SpamAssassin is a collection of Perl modules which test elements of an email message and assign a numeric ranking to it. The higher the ranking, the more likely that the message is spam. The default settings define a spam message as anything with a score of 5.0 or higher. SpamAssassin also checks Realtime Blackhole Lists and has many other advanced features. It is usually called through procmail, although newer versions come with a powerful spamd/spamc client-server interface as well.
About two years ago, the level of spam I began to receive crossed my pain threshold, and I was motivated to take control of the problem. I tried several Open Source spam solutions, including SpamAssassin. At the time, the numeric ranking method of determining spam by SpamAssassin seemed counterintuitive. How do you know how to effectively weigh each setting? In time, I stumbled across SPAST, which was a relatively simple-to-understand procmail script which used word lists to match against elements of an incoming message. It was simple to set up, understand, and customize. The problem was that SPAST was no longer supported by its author, Chrissie LeMaire. I tracked Chrissie down and asked her permission to take over the SPAST project and develop it. Thus, Spastic was born.
Spastic uses procmail and common system utilities like formail, dig, and egrep to scan elements of an email message for patterns, check for valid domains and address formats, etc. One big difference between Spastic and SpamAssassin is that Spastic rules are binary. When a Spastic rule fires, the message is flagged as spam. If a message passes all the tests, it is not flagged. There is no ranking system. The Spastic distribution also includes bash scripts for reporting statistics and rotating spam archives.
The way I tested each program was to set it up to filter all incoming email for a seven day period and log the success rate of each. I made no configuration changes or tweaks to either program during the test. The main configuration I did for SpamAssassin was setting up my whitelist and a couple of cosmetic settings. Since I am on several mailing lists, I receive about 300 messages a day. In this mix is usually a small number of spam messages which come from a variety of sources. I usually receive about 10-20 spam messages a week, which I consider low by most standards today.
I tested SpamAssassin from April 14-20, 2003 and Spastic from April 21-27, 2003.
While my test results are accurate for the email I typically receive, I can't generalize my results to other email users. Please keep in mind that your results may vary.
|Correctly stopped 16 spam messages.||Correctly stopped 10 spam messages.|
|1 false positive.||0 false positives.|
|1 missed spam message.||2 missed spam messages.|
|Total messages processed outside of whitelists: 51||Total messages processed outside of whitelists: 49|
|2 out of 69 incorrect = 67/69 = 97.10% correct||2 out of incorrect = 63/65 = 96.92% correct|
Unfortunately, I realized too late that I should have saved the messages with which each program made an error and cross-tested them against the other one to see if it would have done better. I made a note of it for the next time I run a comparison test.

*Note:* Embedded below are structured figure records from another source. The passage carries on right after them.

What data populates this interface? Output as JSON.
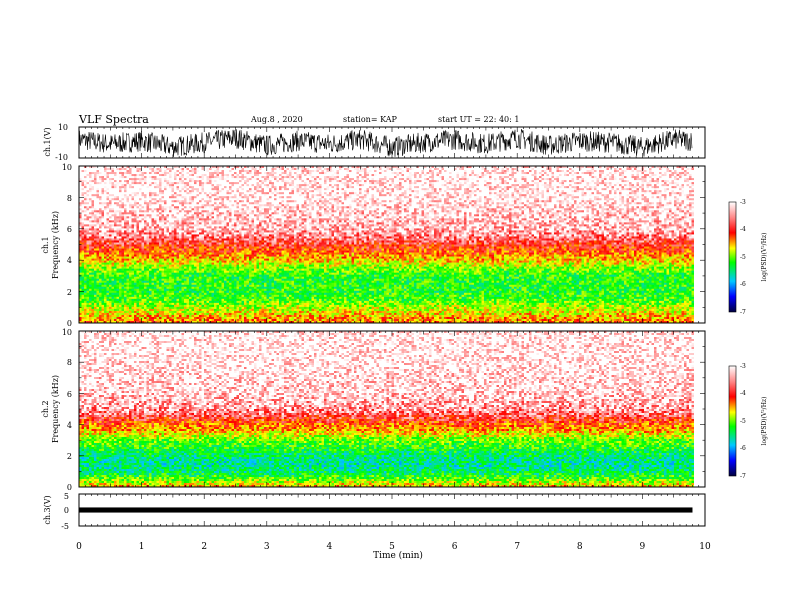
{
  "header": {
    "title": "VLF Spectra",
    "date": "Aug.8  , 2020",
    "station": "station= KAP",
    "start": "start  UT  =   22: 40: 1"
  },
  "chart_data": [
    {
      "type": "line",
      "panel": "ch1-waveform",
      "ylabel": "ch.1(V)",
      "ylim": [
        -10,
        10
      ],
      "ytick_labels": [
        "10",
        "-10"
      ],
      "xlim": [
        0,
        10
      ],
      "x_end": 9.8,
      "x": [
        0,
        0.5,
        1.0,
        1.5,
        2.0,
        2.5,
        3.0,
        3.5,
        4.0,
        4.5,
        5.0,
        5.5,
        6.0,
        6.5,
        7.0,
        7.5,
        8.0,
        8.5,
        9.0,
        9.5,
        9.8
      ],
      "values": [
        2,
        -1,
        1,
        -3,
        0,
        3,
        -2,
        1,
        -1,
        2,
        -3,
        0,
        2,
        -1,
        3,
        -2,
        1,
        0,
        -3,
        2,
        1
      ],
      "amplitude_band": [
        -9,
        9
      ]
    },
    {
      "type": "heatmap",
      "panel": "ch1-spectrogram",
      "ylabel": "Frequency (kHz)",
      "channel_label": "ch.1",
      "ylim": [
        0,
        10
      ],
      "ytick_labels": [
        "0",
        "2",
        "4",
        "6",
        "8",
        "10"
      ],
      "xlim": [
        0,
        10
      ],
      "x_end": 9.8,
      "colorbar": {
        "label": "log(PSD)(V²/Hz)",
        "range": [
          -7,
          -3
        ],
        "tick_labels": [
          "-3",
          "-4",
          "-5",
          "-6",
          "-7"
        ]
      },
      "log_psd_profile": {
        "freq_khz": [
          0,
          0.5,
          1,
          1.5,
          2,
          2.5,
          3,
          3.5,
          4,
          4.5,
          5,
          5.5,
          6,
          8,
          10
        ],
        "level": [
          -4.0,
          -4.3,
          -4.6,
          -4.9,
          -5.0,
          -5.0,
          -5.0,
          -4.7,
          -4.3,
          -4.0,
          -3.7,
          -3.4,
          -3.2,
          -3.0,
          -3.0
        ]
      }
    },
    {
      "type": "heatmap",
      "panel": "ch2-spectrogram",
      "ylabel": "Frequency (kHz)",
      "channel_label": "ch.2",
      "ylim": [
        0,
        10
      ],
      "ytick_labels": [
        "0",
        "2",
        "4",
        "6",
        "8",
        "10"
      ],
      "xlim": [
        0,
        10
      ],
      "x_end": 9.8,
      "colorbar": {
        "label": "log(PSD)(V²/Hz)",
        "range": [
          -7,
          -3
        ],
        "tick_labels": [
          "-3",
          "-4",
          "-5",
          "-6",
          "-7"
        ]
      },
      "log_psd_profile": {
        "freq_khz": [
          0,
          0.5,
          1,
          1.5,
          2,
          2.5,
          3,
          3.5,
          4,
          4.5,
          5,
          6,
          8,
          10
        ],
        "level": [
          -4.2,
          -4.8,
          -5.3,
          -5.4,
          -5.3,
          -5.0,
          -4.8,
          -4.3,
          -4.0,
          -3.6,
          -3.3,
          -3.1,
          -3.0,
          -3.0
        ]
      }
    },
    {
      "type": "line",
      "panel": "ch3-waveform",
      "ylabel": "ch.3(V)",
      "ylim": [
        -5,
        5
      ],
      "ytick_labels": [
        "5",
        "0",
        "-5"
      ],
      "xlim": [
        0,
        10
      ],
      "x_end": 9.8,
      "x": [
        0,
        9.8
      ],
      "values": [
        0,
        0
      ],
      "band": [
        -0.8,
        0.8
      ],
      "xlabel": "Time (min)",
      "xtick_labels": [
        "0",
        "1",
        "2",
        "3",
        "4",
        "5",
        "6",
        "7",
        "8",
        "9",
        "10"
      ]
    }
  ]
}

The results were very close, with SpamAssassin ending with a slightly higher percentage for correctly processing messages. If you are more concerned with false positives, Spastic came out slightly ahead, since many people would rather see a spam message slip through their filter than take a chance on losing an important message. Keep in mind that these sample sets are very small, so drawing firm conclusions is difficult.
After using the programs back-to-back, I have some observations about the strengths and weaknesses of each.
SpamAssassin is the king of spam filtering for a reason. It is very sophisticated, well designed, and effective. For a sitewide filtering solution, I would strongly recommend SpamAssassin over Spastic. If you can't use SpamAssassin on a particular box (like a hosted box), or if you want a simpler solution for a small number of users, Spastic will also serve you well.
If you want to explore further, here are two other interesting antispam tools:
This is just the tip of the growing iceberg of antispam tools in circulation today. I've been very happy with SpamAssassin for the last year or so. What are you using? What's your experience been with it? What's still slipping through? Where do you think the spam war is headed?